Apr.1 (NBD) -- China officially scrapped foreign ownership limit in securities companies on Wednesday, allowing foreign investors to own up to 100 percent stake, which marks a significant step on the country's way to further open its financial sector.
Statistics show that so far, the number of foreign investor-controlled securities JVs in China has reached 5, and 18 more securities JVs are awaiting regulatory approval to be set up.
It's noticed that foreign investors are bullish on the Chinese financial market and are scrabbing for a larger share even amid the coronavirus outbreak.
J.P. Morgan Securities (China) Company, for instance, expanded its office in Shanghai recently and are looking for more hands. Nomura Orient International Securities Co., Ltd set up its first outlet in Shanghai in February and is expected to double its workforce to 200 by the end of 2020.
However, the performance of securities JVs was not very impressive, even in 2019, a year of harvest for many securities companies.

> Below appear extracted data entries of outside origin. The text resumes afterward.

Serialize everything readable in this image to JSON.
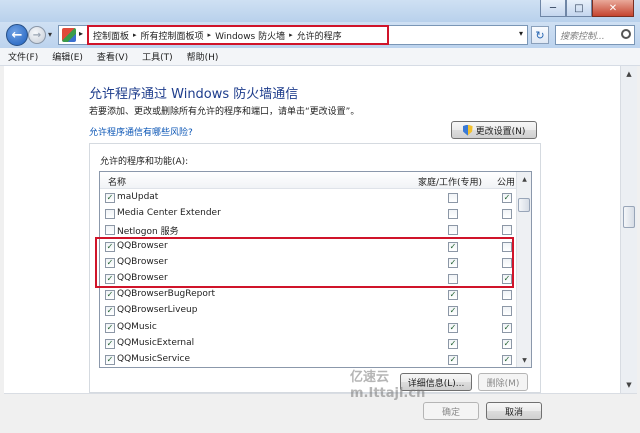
{
  "window": {
    "minimize_glyph": "─",
    "maximize_glyph": "□",
    "close_glyph": "✕"
  },
  "address": {
    "crumbs": [
      "控制面板",
      "所有控制面板项",
      "Windows 防火墙",
      "允许的程序"
    ],
    "search_placeholder": "搜索控制..."
  },
  "menu": [
    "文件(F)",
    "编辑(E)",
    "查看(V)",
    "工具(T)",
    "帮助(H)"
  ],
  "page": {
    "title": "允许程序通过 Windows 防火墙通信",
    "description": "若要添加、更改或删除所有允许的程序和端口，请单击“更改设置”。",
    "risk_link": "允许程序通信有哪些风险?",
    "change_settings": "更改设置(N)",
    "group_label": "允许的程序和功能(A):",
    "columns": {
      "name": "名称",
      "home_work": "家庭/工作(专用)",
      "public": "公用"
    },
    "programs": [
      {
        "name": "maUpdat",
        "enabled": true,
        "home": false,
        "public": true
      },
      {
        "name": "Media Center Extender",
        "enabled": false,
        "home": false,
        "public": false
      },
      {
        "name": "Netlogon 服务",
        "enabled": false,
        "home": false,
        "public": false
      },
      {
        "name": "QQBrowser",
        "enabled": true,
        "home": true,
        "public": false
      },
      {
        "name": "QQBrowser",
        "enabled": true,
        "home": true,
        "public": false
      },
      {
        "name": "QQBrowser",
        "enabled": true,
        "home": false,
        "public": true
      },
      {
        "name": "QQBrowserBugReport",
        "enabled": true,
        "home": true,
        "public": false
      },
      {
        "name": "QQBrowserLiveup",
        "enabled": true,
        "home": true,
        "public": false
      },
      {
        "name": "QQMusic",
        "enabled": true,
        "home": true,
        "public": true
      },
      {
        "name": "QQMusicExternal",
        "enabled": true,
        "home": true,
        "public": true
      },
      {
        "name": "QQMusicService",
        "enabled": true,
        "home": true,
        "public": true
      }
    ],
    "details": "详细信息(L)...",
    "remove": "删除(M)",
    "ok": "确定",
    "cancel": "取消"
  },
  "watermark": {
    "line1": "亿速云",
    "line2": "m.Ittaji.cn"
  },
  "icons": {
    "back": "back-arrow-icon",
    "forward": "forward-arrow-icon",
    "refresh": "refresh-icon",
    "search": "search-icon",
    "shield": "uac-shield-icon",
    "control_panel": "control-panel-icon"
  }
}
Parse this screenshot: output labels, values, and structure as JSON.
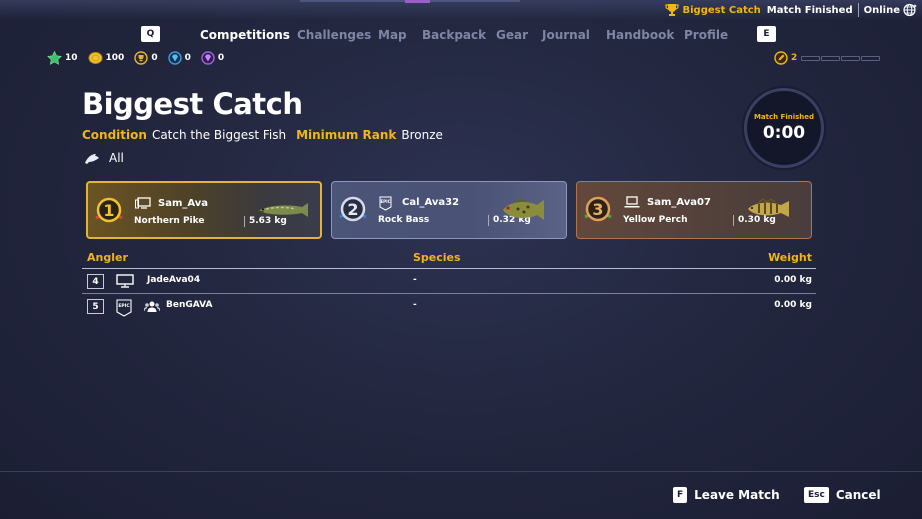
{
  "status": {
    "mode": "Biggest Catch",
    "state": "Match Finished",
    "connection": "Online",
    "icons": [
      "trophy-icon",
      "globe-icon"
    ]
  },
  "nav": {
    "left_key": "Q",
    "right_key": "E",
    "tabs": [
      {
        "label": "Competitions",
        "active": true
      },
      {
        "label": "Challenges"
      },
      {
        "label": "Map"
      },
      {
        "label": "Backpack"
      },
      {
        "label": "Gear"
      },
      {
        "label": "Journal"
      },
      {
        "label": "Handbook"
      },
      {
        "label": "Profile"
      }
    ]
  },
  "currencies": [
    {
      "icon": "star-icon",
      "value": "10"
    },
    {
      "icon": "coin-icon",
      "value": "100"
    },
    {
      "icon": "gold-trophy-token-icon",
      "value": "0"
    },
    {
      "icon": "blue-gem-icon",
      "value": "0"
    },
    {
      "icon": "purple-gem-icon",
      "value": "0"
    }
  ],
  "xp": {
    "icon": "pencil-badge-icon",
    "value": "2"
  },
  "competition": {
    "title": "Biggest Catch",
    "condition_label": "Condition",
    "condition_value": "Catch the Biggest Fish",
    "rank_label": "Minimum Rank",
    "rank_value": "Bronze",
    "filter": "All"
  },
  "timer": {
    "label": "Match Finished",
    "value": "0:00"
  },
  "podium": [
    {
      "rank": "1",
      "player": "Sam_Ava",
      "platform": "pc-icon",
      "species": "Northern Pike",
      "weight": "5.63 kg"
    },
    {
      "rank": "2",
      "player": "Cal_Ava32",
      "platform": "epic-icon",
      "species": "Rock Bass",
      "weight": "0.32 kg"
    },
    {
      "rank": "3",
      "player": "Sam_Ava07",
      "platform": "laptop-icon",
      "species": "Yellow Perch",
      "weight": "0.30 kg"
    }
  ],
  "table": {
    "headers": {
      "angler": "Angler",
      "species": "Species",
      "weight": "Weight"
    },
    "rows": [
      {
        "rank": "4",
        "angler": "JadeAva04",
        "platform": "pc-icon",
        "species": "-",
        "weight": "0.00 kg"
      },
      {
        "rank": "5",
        "angler": "BenGAVA",
        "platform": "epic-icon",
        "species": "-",
        "weight": "0.00 kg"
      }
    ]
  },
  "epic_logo_text": "EPIC",
  "footer": {
    "leave_key": "F",
    "leave_label": "Leave Match",
    "cancel_key": "Esc",
    "cancel_label": "Cancel"
  },
  "colors": {
    "accent": "#f2b418",
    "background": "#23273f",
    "gold": "#e1b43a",
    "silver": "#8a97bf",
    "bronze": "#b0754e"
  }
}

The foreign institutions are still adapting their businesses to the investment environment in China, said Wang Jianhui, general manager of Capital Securities' R&D department, to a media agency, "gaining a controlling ownership is the first step, but localization issue remains a big challenge."
Industry insiders hold that the joining of excellent foreign competitors may spark catfish effect, forcing domestic securities companies to improve services and expand businesses. At the same time, they can draw advanced management philosophies and models from foreign counterparts.
In specific, the institutional business could be the main battleground for domestic and foreign securities companies.
"In the initial stage, the secondary market business will be a priority of our company and we will mainly serve high-net-worth individuals, as well as build an institutional customer-oriented network," noted Sun Dongqing, general manager of Nomura Orient International Securities Co., Ltd.